Jeff Clark, senior precious metals analyst at Casey Research, is hardly new to the world of gold. As the son of an award-winning gold panner, Clark also works his family’s placer claims in California, Nevada and Arizona. When not looking for the yellow metal, he can be found researching mining companies, analyzing big trends in metals and looking for safe and profitable ways to capitalize on the gold and silver market for subscribers to Casey Research’s BIG GOLD newsletter. In this second part of a two-part interview with HAI Managing Editor Drew Voros, Clark discusses the mining industry, what effect gold ETFs have had on mining stocks, and even reveals one of several gold mining stocks he bought for his mother.


HAI: In terms of future supply, where do you see the breakeven point for gold miners? I’ve had various people tell me it’s around $1,000 an ounce, maybe a little higher, especially for the South African companies.

Clark: There’s definitely inflation in the industry. Energy prices have been coming down for the past month or two, but they’re still high. There’s also inflation with wages and in other materials. So it isn’t just energy. And inflation is going higher regardless of what the government tells us the CPI might be.
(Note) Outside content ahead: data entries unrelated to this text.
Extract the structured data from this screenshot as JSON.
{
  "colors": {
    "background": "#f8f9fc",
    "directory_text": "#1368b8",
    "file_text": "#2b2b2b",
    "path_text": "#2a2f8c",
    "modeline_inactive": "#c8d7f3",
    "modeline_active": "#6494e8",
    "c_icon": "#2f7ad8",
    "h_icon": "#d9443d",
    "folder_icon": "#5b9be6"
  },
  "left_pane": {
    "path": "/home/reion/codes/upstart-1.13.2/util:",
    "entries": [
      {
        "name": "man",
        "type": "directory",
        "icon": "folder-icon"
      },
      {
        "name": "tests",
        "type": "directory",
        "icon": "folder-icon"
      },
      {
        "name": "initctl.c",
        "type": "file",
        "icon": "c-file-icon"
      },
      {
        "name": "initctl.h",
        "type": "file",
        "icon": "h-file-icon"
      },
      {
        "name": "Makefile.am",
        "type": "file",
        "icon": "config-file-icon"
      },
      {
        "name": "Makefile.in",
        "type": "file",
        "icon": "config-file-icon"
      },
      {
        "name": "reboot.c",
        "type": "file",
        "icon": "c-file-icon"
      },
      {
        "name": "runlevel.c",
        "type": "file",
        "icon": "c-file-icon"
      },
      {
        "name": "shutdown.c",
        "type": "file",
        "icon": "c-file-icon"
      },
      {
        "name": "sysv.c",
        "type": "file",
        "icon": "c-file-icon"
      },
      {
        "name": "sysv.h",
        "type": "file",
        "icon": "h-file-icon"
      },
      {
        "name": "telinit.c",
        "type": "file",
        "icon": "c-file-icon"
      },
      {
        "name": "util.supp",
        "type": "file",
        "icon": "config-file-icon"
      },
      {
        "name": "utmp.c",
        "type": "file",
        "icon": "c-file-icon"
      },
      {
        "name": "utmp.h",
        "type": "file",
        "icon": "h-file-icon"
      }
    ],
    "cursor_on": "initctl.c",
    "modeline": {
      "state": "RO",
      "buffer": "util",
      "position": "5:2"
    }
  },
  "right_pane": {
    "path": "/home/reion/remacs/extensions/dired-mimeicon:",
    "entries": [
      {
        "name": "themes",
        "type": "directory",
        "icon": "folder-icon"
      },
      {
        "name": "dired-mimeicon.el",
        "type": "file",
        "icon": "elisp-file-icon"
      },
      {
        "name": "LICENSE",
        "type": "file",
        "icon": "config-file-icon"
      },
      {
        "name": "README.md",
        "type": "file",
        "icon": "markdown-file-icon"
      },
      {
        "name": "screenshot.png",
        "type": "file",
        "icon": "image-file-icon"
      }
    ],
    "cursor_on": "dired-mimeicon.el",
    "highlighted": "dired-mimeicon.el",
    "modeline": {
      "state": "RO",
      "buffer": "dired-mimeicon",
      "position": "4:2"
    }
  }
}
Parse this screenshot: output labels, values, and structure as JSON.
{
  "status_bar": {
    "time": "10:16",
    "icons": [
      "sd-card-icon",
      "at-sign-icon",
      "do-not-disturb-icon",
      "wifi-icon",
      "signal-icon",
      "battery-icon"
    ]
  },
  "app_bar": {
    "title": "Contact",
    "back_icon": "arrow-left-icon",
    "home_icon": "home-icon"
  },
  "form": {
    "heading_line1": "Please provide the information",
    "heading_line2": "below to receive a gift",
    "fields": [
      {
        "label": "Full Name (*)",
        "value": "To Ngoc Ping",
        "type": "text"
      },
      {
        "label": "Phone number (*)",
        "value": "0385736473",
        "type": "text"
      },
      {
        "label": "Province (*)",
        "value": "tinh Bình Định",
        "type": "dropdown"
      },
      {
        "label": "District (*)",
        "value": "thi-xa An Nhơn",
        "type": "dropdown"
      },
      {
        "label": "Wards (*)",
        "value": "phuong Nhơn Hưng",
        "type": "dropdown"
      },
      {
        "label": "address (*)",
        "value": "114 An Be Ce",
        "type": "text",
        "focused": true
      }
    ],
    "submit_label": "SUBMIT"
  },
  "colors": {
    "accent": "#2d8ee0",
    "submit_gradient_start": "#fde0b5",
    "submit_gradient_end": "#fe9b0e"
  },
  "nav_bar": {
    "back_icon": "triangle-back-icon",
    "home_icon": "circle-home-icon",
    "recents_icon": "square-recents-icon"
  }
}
This is another reason that might force the gold price higher, as the cost to extract gold is going higher.

South Africa miners are digging a lot deeper now, so their costs are especially going high. I definitely wouldn’t buy a South African producer at this point. Inflation is just one of many problems they have.

The $1,000/oz. figure you referred to is the “all in” cost. The operational cost of any given mine is usually lower, like $550/oz. But I do think regardless of which price we talk about, costs will go higher, especially if you believe we’re going to get inflation. That seems almost inevitable at some point. Even if we get a deflationary episode, the government is not going to sit idly by. They’re going to print like crazy and that’s going to bring inflation back at some point.

HAI: What impact do gold ETFs have in terms of the correlation between metals and miners? Have gold ETFs drawn capital away from the miners?

Clark: It’s interesting because there are some investors in the industry who believe that ETFs changed the dynamics in the industry and that the motivation to buy the stocks has dissipated. I disagree with that. It’s clear that the ETFs have taken some of the demand away from the miners because they’re easy to buy, especially for a large institutional investor. You could just buy the ETF to get exposure to gold. This is significant because in the early 1970s, there were no ETFs. It was hard to get their hands on that much bullion, so they had to buy the stocks.

However, when you buy a gold-backed ETF, you’re buying gold, and that has nothing to do with the gold equities. When investors want leverage to the gold price, they will move into the stocks. This is the natural evolution in our industry, as it has done numerous times before. At some point, institutional investors and the mainstream will move into the stock because they want more leverage.